Darlene and Michael settle on a deserted dirt road. Almost immediately, the two are terrorized by local kids. Fireworks go off near their car, and the sparks and loud explosive noises sound like gunshots. Although the couple is relieved to discover that they are not really in danger, Fincher is unmistakably foreshadowing the relentless violence to come.
And, sure enough, a car pulls up behind them shortly after. Darlene and Michael are both unsettled by this ominous new presence. The driver shuts off his lights, pauses for a nail-biting moment or two, and then drives on. For a brief moment, the couple, and the audience, experience a wave of relief.

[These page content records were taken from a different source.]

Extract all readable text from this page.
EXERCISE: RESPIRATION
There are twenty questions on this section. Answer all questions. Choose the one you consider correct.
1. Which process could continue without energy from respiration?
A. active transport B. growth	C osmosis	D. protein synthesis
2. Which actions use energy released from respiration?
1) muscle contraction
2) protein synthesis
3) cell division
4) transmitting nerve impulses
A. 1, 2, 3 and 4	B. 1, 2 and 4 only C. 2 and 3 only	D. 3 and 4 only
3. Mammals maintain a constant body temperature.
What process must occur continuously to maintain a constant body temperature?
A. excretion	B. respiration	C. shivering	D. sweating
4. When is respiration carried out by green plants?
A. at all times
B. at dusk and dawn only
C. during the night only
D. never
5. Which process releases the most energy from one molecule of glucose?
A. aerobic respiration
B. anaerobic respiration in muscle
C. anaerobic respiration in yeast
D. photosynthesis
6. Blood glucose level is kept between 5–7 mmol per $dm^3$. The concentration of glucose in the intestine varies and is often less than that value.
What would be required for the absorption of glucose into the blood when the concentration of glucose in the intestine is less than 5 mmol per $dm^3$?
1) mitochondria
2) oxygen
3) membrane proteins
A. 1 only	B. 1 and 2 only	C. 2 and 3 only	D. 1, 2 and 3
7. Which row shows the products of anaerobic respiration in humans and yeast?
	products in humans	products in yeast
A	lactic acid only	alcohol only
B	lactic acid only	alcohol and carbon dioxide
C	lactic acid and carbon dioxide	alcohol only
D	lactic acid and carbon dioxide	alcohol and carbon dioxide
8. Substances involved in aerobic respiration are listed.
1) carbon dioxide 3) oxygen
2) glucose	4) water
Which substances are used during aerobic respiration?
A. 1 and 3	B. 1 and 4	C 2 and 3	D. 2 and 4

But then we hear tires screech in the background. Our hearts drop. He’s coming back. And, sure enough, he appears behind them once again. His bright headlights obscure his face, and then he walks up to the window and kills Darlene and severely injures Michael. The Zodiac Killer then tells the cops what he’s done in clinical detail — this isn’t someone who wants to be caught, but rather someone who wants to taunt those searching for him, just as he taunted the young couple in the car.
Indeed, what makes Zodiac so great and so terrifying is the very structure exhibited in the first scene. The film follows the true story of inspectors David Toschi (Mark Ruffalo) and William Armstrong (Anthony Edwards) on the hunt for the infamous killer after he sends their police department a slew of ciphers. Also involved in the case are Paul Avery (Robert Downey Jr.), and editorial cartoonist Robert Graysmith (Jake Gyllenhaal).
Graysmith is our typical underdog character. He is the new kid on the block when the first sign of the Zodiac arrives at his workplace: a cryptogram that reads, “I like killing people because it is so much fun it is more fun than killing wild game in the forrest [sic] because man is the most dangeroue [sic] anamal [sic].”
Graysmith is completely enamored with the investigation process, and, ultimately, thinks he has what it takes to catch the killer. And, at first, we think he has what it takes, too. But this decades-long cat-and-mouse chase turns Graysmith’s exciting venture into a sad, soul-sucking obsession. He loses his wife, Melanie (Chloe Sevigny), and puts himself deeper and deeper into danger.
And, at the end of this near-three hour film, nothing is really resolved. Graysmith essentially ends just where he started. A grown-up Michael (Jimmi Simpson) is called in to identify his shooter. Michael points out one suspect. “How sure are you?” asks a detective. “Pretty sure,” he answers. On a scale, his sureness is “at least an eight.” While some people may see this as a conclusion to the epic investigation, it is largely… unsatisfying. This is the Zodiac. Well, maybe it is. Maybe it isn’t. We’ll never really know. That’s definitely not the cathartic ending we were looking for when Graysmith first embarked on his investigation.
But if we look at the opening scene, we see that this was the clear trajectory of Zodiac from the very beginning. Fincher knows this is the best way to tell the story of a killer, following suit of his earlier film Se7en, a cat-and-mouse-style story in which detectives are taunted for sport.
In Zodiac, the killer gets just close enough to scare you and then disappears so that you think you’re safe. And then he comes back once again. Maybe, like Graysmith, you’ll think you’ve got a shot at catching him. But you won’t think that for long.